Flight of The Wild Geese

The Flight of the Wild Geese refers to the departure of an Irish Jacobite army under the command of Patrick Sarsfield from Ireland to France, as agreed in the Treaty of Limerick on October 3, 1691, following the end of the Williamite War in Ireland. More broadly, the term "Wild Geese" is used in Irish history to refer to Irish soldiers who left to serve as mercenaries in continental European armies in the 16th, 17th and 18th centuries.
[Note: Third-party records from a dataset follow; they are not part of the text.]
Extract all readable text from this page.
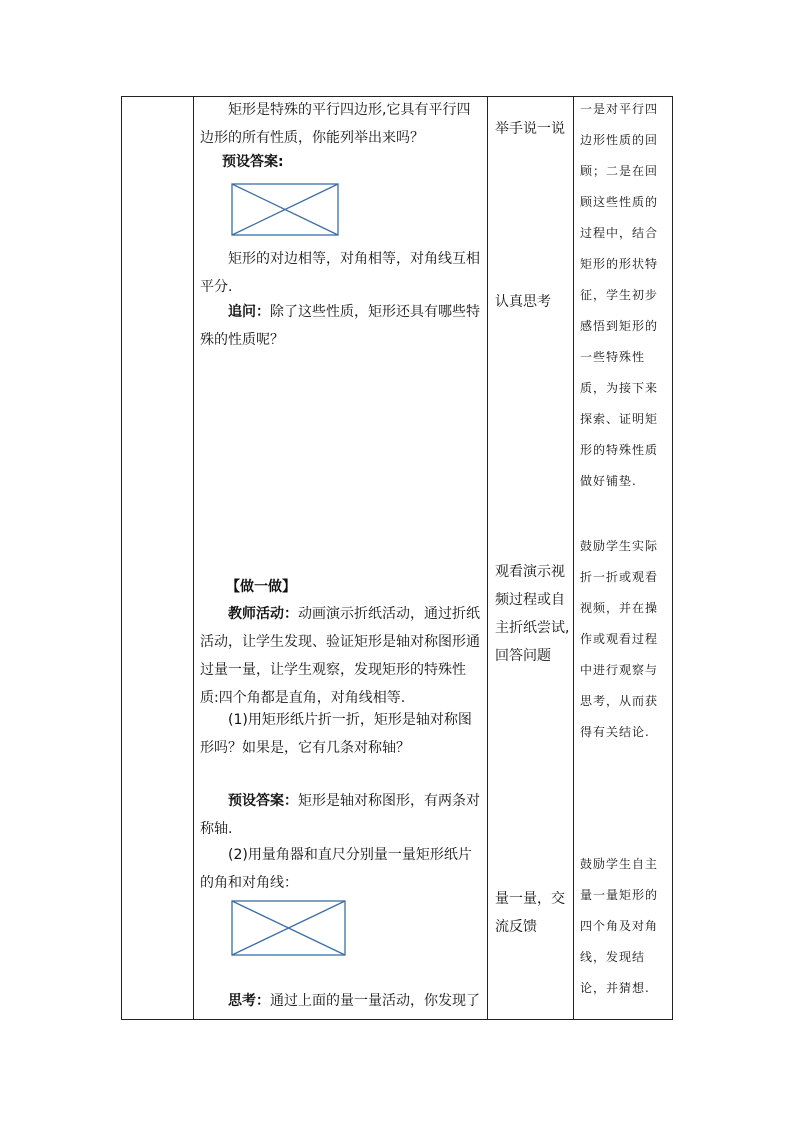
矩形是特殊的平行四边形,它具有平行四边形的所有性质，你能列举出来吗？

预设答案:

矩形的对边相等，对角相等，对角线互相平分.

追问：除了这些性质，矩形还具有哪些特殊的性质呢？

【做一做】

教师活动：动画演示折纸活动，通过折纸活动，让学生发现、验证矩形是轴对称图形通过量一量，让学生观察，发现矩形的特殊性质:四个角都是直角，对角线相等.

(1)用矩形纸片折一折，矩形是轴对称图形吗？如果是，它有几条对称轴？

预设答案：矩形是轴对称图形，有两条对称轴.

(2)用量角器和直尺分别量一量矩形纸片的角和对角线：

思考：通过上面的量一量活动，你发现了

举手说一说

认真思考

观看演示视频过程或自主折纸尝试,回答问题

量一量，交流反馈

一是对平行四边形性质的回顾；二是在回顾这些性质的过程中，结合矩形的形状特征，学生初步感悟到矩形的一些特殊性质，为接下来探索、证明矩形的特殊性质做好铺垫.

鼓励学生实际折一折或观看视频，并在操作或观看过程中进行观察与思考，从而获得有关结论.

鼓励学生自主量一量矩形的四个角及对角线，发现结论，并猜想.
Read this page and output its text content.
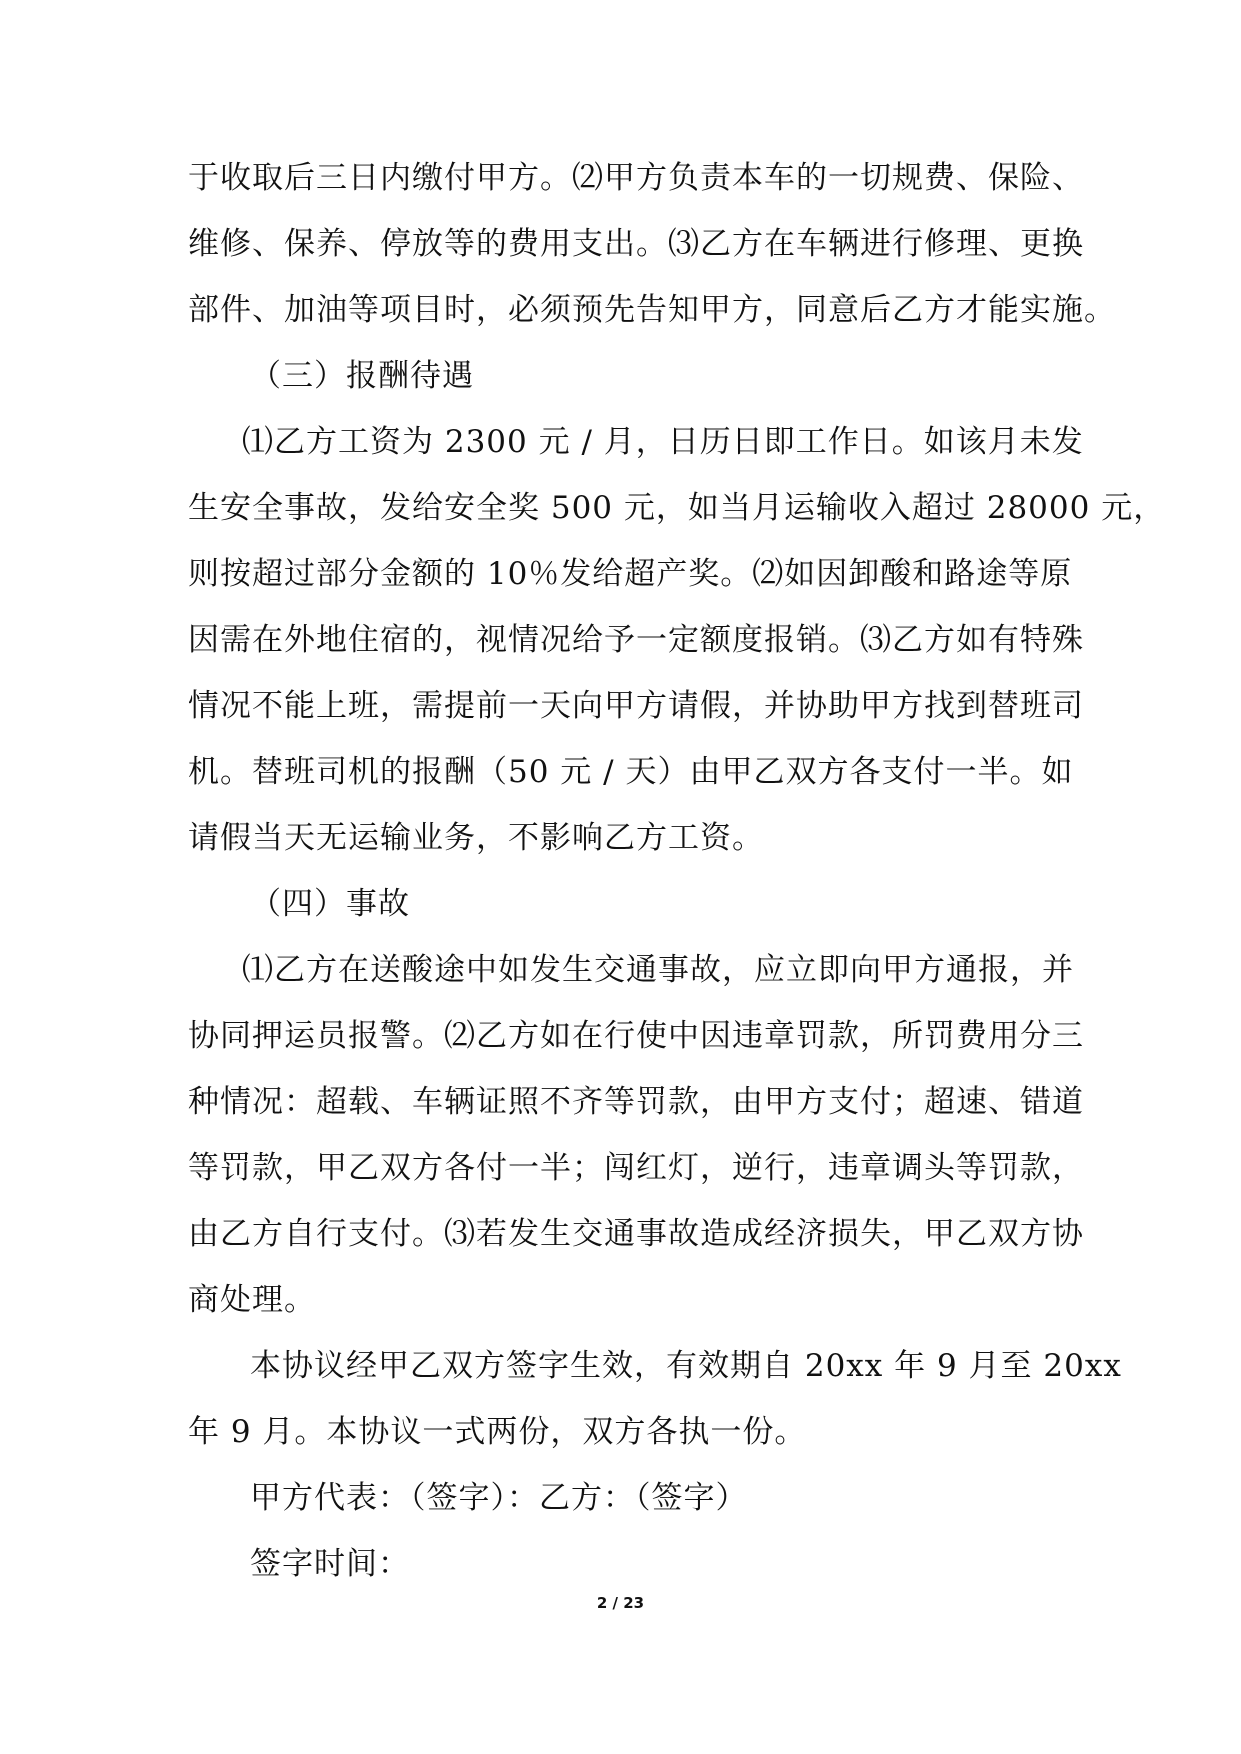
于收取后三日内缴付甲方。⑵甲方负责本车的一切规费、保险、
维修、保养、停放等的费用支出。⑶乙方在车辆进行修理、更换
部件、加油等项目时，必须预先告知甲方，同意后乙方才能实施。
（三）报酬待遇
⑴乙方工资为 2300 元 / 月，日历日即工作日。如该月未发
生安全事故，发给安全奖 500 元，如当月运输收入超过 28000 元，
则按超过部分金额的 10％发给超产奖。⑵如因卸酸和路途等原
因需在外地住宿的，视情况给予一定额度报销。⑶乙方如有特殊
情况不能上班，需提前一天向甲方请假，并协助甲方找到替班司
机。替班司机的报酬（50 元 / 天）由甲乙双方各支付一半。如
请假当天无运输业务，不影响乙方工资。
（四）事故
⑴乙方在送酸途中如发生交通事故，应立即向甲方通报，并
协同押运员报警。⑵乙方如在行使中因违章罚款，所罚费用分三
种情况：超载、车辆证照不齐等罚款，由甲方支付；超速、错道
等罚款，甲乙双方各付一半；闯红灯，逆行，违章调头等罚款，
由乙方自行支付。⑶若发生交通事故造成经济损失，甲乙双方协
商处理。
本协议经甲乙双方签字生效，有效期自 20xx 年 9 月至 20xx
年 9 月。本协议一式两份，双方各执一份。
甲方代表：（签字）：乙方：（签字）
签字时间：
2 / 23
Read more about Flight Of The Wild Geese:  Spanish Service, French Service, Austrian Service, Swedish and Polish Service, Italian Service, End of The Wild Geese

Famous quotes containing the words flight of, flight, wild and/or geese:

    A curtain of wax dividing them from the bride flight,
    The upflight of the murderess into a heaven that loves her.
    Sylvia Plath (1932–1963)

    What a cunning mixture of sentiment, pity, tenderness, irony surrounds adolescence, what knowing watchfulness! Young birds on their first flight are hardly so hovered around.
    Georges Bernanos (1888–1948)

    The poet’s, commonly, is not a logger’s path, but a woodman’s. The logger and pioneer have preceded him, like John the Baptist; eaten the wild honey, it may be, but the locusts also; banished decaying wood and the spongy mosses which feed on it, and built hearths and humanized Nature for him.
    Henry David Thoreau (1817–1862)

    Let the long contention cease! Geese are swans, and swans are geese. Let them have it how they will! Thou art tired; best be still.